The EIF doesn’t contain much technical guidance. Why?
The EIF isn’t a technical framework; it is a business-oriented framework. Its purpose is to help an organization apply the system to meet their business needs. The EIF isn’t meant to replace the installation instructions or the Help systems that show how to use the system.
There are an incredible number of questions on the EIF interview worksheet. Do we have to use all of them?
As with the EIF template schedule, the implementation team should review the interview questions before conducting the interviews. They may choose to delete some, and possibly add others. In general, we think the team should be cautious about deleting many questions. While some may not seem appropriate to a particular organization, asking them may draw out requirements that were not anticipated by the team.
Is the Pilot phase necessary?
The Pilot phase is critical. Nothing shakes out possible “down the road” system use problems like real system use. The Pilot phase is not a system “demo.” That’s why we recommend conducting the Pilot through several actual reporting cycles.

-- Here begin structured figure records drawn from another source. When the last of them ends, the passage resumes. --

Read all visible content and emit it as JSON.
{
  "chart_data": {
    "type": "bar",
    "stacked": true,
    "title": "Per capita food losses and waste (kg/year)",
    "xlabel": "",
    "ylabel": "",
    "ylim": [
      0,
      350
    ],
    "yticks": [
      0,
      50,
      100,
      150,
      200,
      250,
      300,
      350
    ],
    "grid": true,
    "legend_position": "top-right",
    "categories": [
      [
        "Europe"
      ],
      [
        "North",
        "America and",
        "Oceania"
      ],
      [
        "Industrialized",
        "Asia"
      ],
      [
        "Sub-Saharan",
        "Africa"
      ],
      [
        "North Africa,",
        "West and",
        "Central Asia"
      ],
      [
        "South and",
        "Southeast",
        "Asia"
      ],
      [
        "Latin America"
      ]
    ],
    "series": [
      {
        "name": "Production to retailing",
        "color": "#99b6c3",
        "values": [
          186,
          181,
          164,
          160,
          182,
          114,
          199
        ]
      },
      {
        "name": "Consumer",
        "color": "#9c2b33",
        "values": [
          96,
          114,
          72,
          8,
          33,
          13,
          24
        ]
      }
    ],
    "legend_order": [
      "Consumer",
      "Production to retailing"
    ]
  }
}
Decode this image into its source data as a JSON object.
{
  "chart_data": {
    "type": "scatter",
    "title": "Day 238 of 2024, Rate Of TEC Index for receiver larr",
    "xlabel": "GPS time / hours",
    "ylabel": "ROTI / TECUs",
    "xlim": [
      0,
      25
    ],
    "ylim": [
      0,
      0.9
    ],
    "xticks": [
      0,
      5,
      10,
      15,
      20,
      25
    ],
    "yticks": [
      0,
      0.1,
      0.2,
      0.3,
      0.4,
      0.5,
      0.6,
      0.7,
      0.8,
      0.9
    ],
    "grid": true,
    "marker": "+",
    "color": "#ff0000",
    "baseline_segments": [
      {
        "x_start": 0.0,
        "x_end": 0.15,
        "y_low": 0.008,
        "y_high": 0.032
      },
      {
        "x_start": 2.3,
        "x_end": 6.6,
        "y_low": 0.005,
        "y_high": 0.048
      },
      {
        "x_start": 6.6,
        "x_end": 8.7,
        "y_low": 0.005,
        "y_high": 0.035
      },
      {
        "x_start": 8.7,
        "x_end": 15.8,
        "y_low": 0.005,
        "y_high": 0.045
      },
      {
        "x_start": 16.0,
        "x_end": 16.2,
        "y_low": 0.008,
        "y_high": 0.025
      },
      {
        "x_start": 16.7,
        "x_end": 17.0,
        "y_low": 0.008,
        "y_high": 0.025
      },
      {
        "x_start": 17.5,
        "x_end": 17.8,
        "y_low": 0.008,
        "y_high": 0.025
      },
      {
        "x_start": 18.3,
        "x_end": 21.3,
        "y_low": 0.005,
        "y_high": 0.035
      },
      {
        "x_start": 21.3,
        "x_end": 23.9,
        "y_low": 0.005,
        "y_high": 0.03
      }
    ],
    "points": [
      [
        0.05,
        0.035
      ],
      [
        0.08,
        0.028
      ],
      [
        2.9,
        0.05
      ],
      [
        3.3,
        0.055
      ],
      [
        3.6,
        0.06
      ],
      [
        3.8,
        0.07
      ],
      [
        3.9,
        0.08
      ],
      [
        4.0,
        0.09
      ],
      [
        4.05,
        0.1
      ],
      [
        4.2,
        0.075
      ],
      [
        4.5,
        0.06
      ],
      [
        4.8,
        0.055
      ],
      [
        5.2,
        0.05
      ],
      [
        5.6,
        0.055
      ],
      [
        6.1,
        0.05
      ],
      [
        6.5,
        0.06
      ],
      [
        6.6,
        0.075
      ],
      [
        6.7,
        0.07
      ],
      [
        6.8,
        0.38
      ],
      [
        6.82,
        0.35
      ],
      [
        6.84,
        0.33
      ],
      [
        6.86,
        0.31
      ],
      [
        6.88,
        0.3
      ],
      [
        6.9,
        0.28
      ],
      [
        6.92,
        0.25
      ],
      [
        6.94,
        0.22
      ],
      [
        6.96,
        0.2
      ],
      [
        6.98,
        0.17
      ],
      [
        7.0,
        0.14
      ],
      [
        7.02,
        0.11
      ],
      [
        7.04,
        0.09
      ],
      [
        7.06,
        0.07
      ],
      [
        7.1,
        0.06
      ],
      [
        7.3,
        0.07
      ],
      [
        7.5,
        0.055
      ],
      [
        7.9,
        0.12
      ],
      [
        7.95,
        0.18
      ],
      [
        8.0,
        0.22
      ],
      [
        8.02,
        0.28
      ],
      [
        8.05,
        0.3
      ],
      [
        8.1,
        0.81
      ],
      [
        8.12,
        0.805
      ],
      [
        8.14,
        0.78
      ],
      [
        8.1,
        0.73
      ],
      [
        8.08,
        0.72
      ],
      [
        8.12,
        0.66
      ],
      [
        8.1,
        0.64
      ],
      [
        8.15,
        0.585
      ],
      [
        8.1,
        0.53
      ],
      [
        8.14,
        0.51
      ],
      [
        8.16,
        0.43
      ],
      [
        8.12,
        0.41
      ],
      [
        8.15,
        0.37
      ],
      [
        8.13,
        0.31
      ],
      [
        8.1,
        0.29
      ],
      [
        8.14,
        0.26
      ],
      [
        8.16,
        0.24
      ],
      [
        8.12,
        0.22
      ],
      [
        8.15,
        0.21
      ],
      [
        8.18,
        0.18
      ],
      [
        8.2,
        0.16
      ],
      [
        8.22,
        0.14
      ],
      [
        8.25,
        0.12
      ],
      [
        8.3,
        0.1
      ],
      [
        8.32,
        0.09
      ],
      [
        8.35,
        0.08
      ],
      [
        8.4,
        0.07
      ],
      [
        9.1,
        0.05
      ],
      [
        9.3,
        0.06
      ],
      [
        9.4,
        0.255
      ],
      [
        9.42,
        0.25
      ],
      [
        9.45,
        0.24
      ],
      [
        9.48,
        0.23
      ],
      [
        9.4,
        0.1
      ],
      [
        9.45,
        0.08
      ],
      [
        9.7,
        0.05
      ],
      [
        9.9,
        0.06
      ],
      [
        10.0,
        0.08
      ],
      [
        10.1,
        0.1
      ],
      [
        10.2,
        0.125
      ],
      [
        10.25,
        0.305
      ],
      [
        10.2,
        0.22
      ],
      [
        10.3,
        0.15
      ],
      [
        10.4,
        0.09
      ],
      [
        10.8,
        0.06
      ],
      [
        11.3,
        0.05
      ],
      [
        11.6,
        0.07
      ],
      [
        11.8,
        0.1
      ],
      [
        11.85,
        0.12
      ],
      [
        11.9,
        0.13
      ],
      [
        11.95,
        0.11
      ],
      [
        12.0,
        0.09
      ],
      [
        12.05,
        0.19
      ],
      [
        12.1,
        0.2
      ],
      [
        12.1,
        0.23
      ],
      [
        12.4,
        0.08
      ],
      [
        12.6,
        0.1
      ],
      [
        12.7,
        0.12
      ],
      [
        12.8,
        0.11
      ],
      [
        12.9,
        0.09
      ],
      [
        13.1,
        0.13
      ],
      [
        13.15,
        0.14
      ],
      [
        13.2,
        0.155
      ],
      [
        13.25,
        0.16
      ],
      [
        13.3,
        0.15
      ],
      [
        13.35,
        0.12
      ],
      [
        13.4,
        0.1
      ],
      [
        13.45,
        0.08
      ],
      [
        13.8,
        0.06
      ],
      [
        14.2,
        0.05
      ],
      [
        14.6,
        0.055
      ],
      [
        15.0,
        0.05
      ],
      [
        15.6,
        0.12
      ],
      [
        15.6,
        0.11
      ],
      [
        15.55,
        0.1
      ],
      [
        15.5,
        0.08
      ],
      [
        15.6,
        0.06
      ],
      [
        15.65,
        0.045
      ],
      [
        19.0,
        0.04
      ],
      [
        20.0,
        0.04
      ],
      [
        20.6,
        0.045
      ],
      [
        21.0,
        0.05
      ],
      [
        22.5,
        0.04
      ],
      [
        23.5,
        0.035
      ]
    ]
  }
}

There seems to be a lot of emphasis in the EIF about the use of templates. Why?
Project templates are one of the most powerful features of Project 2002 and Project Server 2002. Unfortunately, they are also one of the least used, and therefore we decided to strongly emphasize them in the EIF. Proper use of templates makes everyday system use so much easier—for project managers in particular. Who wants to create a project from scratch every time, when they could start with a basic plan that has 90% of the work done?